Après l’évocation du contexte politique, parlons des arts. Dans la seconde moitié du 19ème siècle, à côté de personnalités
indépendantes, comme celles que nous venons de voir, nés à Alexandrie (Piémont), à Naples, à Livourne, et partant travailler à Milan,
Turin, Florence ou Rome, les mouvements les plus importants restent régionaux. Il y eut l’Ecole du Pausilippe, près de Naples, centrée
sur le paysage, Giacinto Gigante (1806-1876), Marine près du Pausilippe, 1844, Rome, Galerie nationale d’art moderne. Gigante, peintre
napolitain, est considéré comme le créateur du paysage italien moderne malgré quelques accents encore romantiques. Il voit le
paysage comme une atmosphère, en saisissant des aspects inédits de la nature, et non plus comme le paysage idéalisé classique.

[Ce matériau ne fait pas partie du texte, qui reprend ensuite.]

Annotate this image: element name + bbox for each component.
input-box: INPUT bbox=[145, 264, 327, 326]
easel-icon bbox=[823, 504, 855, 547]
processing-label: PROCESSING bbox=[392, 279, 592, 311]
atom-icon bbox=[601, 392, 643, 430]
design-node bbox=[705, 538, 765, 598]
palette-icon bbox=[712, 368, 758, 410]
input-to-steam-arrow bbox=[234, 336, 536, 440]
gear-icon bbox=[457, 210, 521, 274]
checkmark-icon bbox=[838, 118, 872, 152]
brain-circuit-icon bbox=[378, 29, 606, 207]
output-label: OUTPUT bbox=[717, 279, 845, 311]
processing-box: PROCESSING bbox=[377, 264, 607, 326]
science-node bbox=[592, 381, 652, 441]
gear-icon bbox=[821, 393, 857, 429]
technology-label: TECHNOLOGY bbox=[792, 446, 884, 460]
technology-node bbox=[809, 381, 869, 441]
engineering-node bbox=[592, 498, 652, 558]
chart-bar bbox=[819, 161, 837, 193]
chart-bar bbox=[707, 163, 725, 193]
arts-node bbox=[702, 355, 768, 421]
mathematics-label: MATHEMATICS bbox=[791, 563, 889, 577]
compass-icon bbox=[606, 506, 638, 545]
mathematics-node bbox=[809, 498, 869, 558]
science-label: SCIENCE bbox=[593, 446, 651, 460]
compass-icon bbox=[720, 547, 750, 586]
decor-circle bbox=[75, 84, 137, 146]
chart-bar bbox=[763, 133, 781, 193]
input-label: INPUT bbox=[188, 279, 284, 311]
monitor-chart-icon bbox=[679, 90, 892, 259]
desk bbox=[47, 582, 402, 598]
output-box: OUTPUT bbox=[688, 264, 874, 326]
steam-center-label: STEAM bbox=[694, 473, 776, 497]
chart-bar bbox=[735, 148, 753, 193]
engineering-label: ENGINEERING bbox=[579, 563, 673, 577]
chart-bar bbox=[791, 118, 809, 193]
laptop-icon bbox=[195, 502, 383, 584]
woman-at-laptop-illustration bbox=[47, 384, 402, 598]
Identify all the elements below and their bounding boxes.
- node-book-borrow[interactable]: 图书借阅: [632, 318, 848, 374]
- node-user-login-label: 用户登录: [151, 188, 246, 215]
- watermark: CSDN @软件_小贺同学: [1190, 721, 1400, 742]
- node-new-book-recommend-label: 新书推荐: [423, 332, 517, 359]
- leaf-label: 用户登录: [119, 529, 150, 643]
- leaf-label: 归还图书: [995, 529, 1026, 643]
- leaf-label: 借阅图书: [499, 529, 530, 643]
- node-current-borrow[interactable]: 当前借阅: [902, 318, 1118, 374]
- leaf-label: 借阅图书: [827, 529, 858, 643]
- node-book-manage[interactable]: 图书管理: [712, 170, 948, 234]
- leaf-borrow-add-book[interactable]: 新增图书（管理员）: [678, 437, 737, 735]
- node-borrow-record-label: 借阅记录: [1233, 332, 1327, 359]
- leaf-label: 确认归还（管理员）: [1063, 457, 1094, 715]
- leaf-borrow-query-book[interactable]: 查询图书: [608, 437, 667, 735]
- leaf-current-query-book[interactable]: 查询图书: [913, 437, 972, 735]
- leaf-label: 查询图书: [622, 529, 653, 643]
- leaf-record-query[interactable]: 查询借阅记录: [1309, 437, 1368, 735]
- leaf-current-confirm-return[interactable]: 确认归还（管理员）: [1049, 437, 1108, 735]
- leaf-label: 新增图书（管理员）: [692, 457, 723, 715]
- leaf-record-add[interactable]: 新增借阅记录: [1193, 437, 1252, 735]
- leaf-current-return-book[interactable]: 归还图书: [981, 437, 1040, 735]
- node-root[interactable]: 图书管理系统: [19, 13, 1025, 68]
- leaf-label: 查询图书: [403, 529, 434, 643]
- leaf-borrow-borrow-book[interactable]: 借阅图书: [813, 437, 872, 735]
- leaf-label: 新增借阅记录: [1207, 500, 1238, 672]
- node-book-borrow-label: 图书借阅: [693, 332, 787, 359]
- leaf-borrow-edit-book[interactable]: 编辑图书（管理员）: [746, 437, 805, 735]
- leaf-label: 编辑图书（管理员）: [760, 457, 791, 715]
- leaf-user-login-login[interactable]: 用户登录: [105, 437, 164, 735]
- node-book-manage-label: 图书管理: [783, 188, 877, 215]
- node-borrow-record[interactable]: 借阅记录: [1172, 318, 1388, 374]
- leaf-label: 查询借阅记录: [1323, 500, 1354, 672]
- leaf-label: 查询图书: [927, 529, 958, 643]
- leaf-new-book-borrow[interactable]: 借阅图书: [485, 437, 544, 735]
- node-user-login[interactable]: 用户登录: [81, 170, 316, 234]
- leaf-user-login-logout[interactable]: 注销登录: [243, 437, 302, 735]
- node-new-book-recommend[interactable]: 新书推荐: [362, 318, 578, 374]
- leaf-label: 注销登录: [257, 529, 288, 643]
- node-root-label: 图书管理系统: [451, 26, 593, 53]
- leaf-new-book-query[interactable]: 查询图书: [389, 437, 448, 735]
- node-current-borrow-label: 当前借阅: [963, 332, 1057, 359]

Quelques œuvres de Turner exposées à Rome en 1828 eurent sur lui une grande influence et l’incitèrent à dépasser la vision
académique de ses contemporains.
Le groupe des Macchiaioli, né à Florence vers 1855, lors de discussions au café Michel-Ange, et qui cesse d’exister en tant que groupe
en 1872, doit son nom, péjoratif au départ, à un critique de la Gazzetta del Popolo qui les traite de tachistes. Il est erroné de penser
qu’il s’agit d’impressionnistes italiens puisque leur travail est basé sur le contraste entre les taches de couleur et le clair-obscur, comme
on le voit ici avec La Rotonde de Palmieri, de Giovanni Fattori (1825-1908), 1866, Florence, Galerie d’art moderne du Palazzo Pitti.
Entre 1855 et 1857, Adriano Cecioni (1836-1886) précisait le point de vue des Macchiaioli : « Il ne réside pas dans la recherche de la
forme, mais dans la manière de rendre les impressions qu’ils recevaient du réel, en utilisant les taches de couleur, les clairs-obscurs,
comme, par exemple, une seule tache de couleur pour le visage, une autre pour les cheveux, une autre pour le foulard, une autre pour
la veste ou la robe, une pour la jupe, une pour les mains et les pieds, et ainsi de suite pour le terrain et le ciel…Les parties de la scène
sont perçues par masses, et jamais en détail. Par conséquent, la silhouette se détachant sur le fond d’un mur blanc ou sur un ciel de
crépuscule, ou bien sur une muraille éclairée par le soleil, était considérée comme une tache sombre sur une tache claire. Ensuite,
dans la tache sombre, on tient compte des parties essentielles qui la composent, c’est-à-dire de celles que l’on aperçoit, par exemple,
la tête sans le détail des yeux, du nez ou de la bouche, des mains ou des doigts ». Cecioni, cité par Enrico Somaré, Pittori italiani
dell’Ottocento, L’Esame, 1928.
A peine postérieure à l’Ecole du Pausilippe, l’Ecole de Resina, dominée par la figure de Giuseppe De Nittis (1846-1884), né à Barletta
et mort à Saint-Germain-en-Laye. Avec son ami Marco De Gregorio, le jeune Giuseppe De Nittis anime un courant du paysage à
tendance réaliste à la fin des années 1860 à Naples. Après un séjour à Florence en 1867, De Nittis quitte l’Italie et se fixe à Paris, où il
pratique une peinture anecdotique ; sa peinture est extrêmement intéressante mais le jeune peintre est déchiré entre l’envie de plaire
et de vendre et le désir de l’avant-garde incarné par Edouard Manet et le groupe impressionniste, Monet, Renoir, Sisley, Pissarro. Il se
liera d’amitié avec Manet et Degas et participera à l’exposition impressionniste chez Nadar en 1874, (La Place des Pyramides, 1875,
Paris, musée d’Orsay, et Déjeuner au jardin, 1883-1884, Barletta, Pinacoteca Giuseppe De Nittis.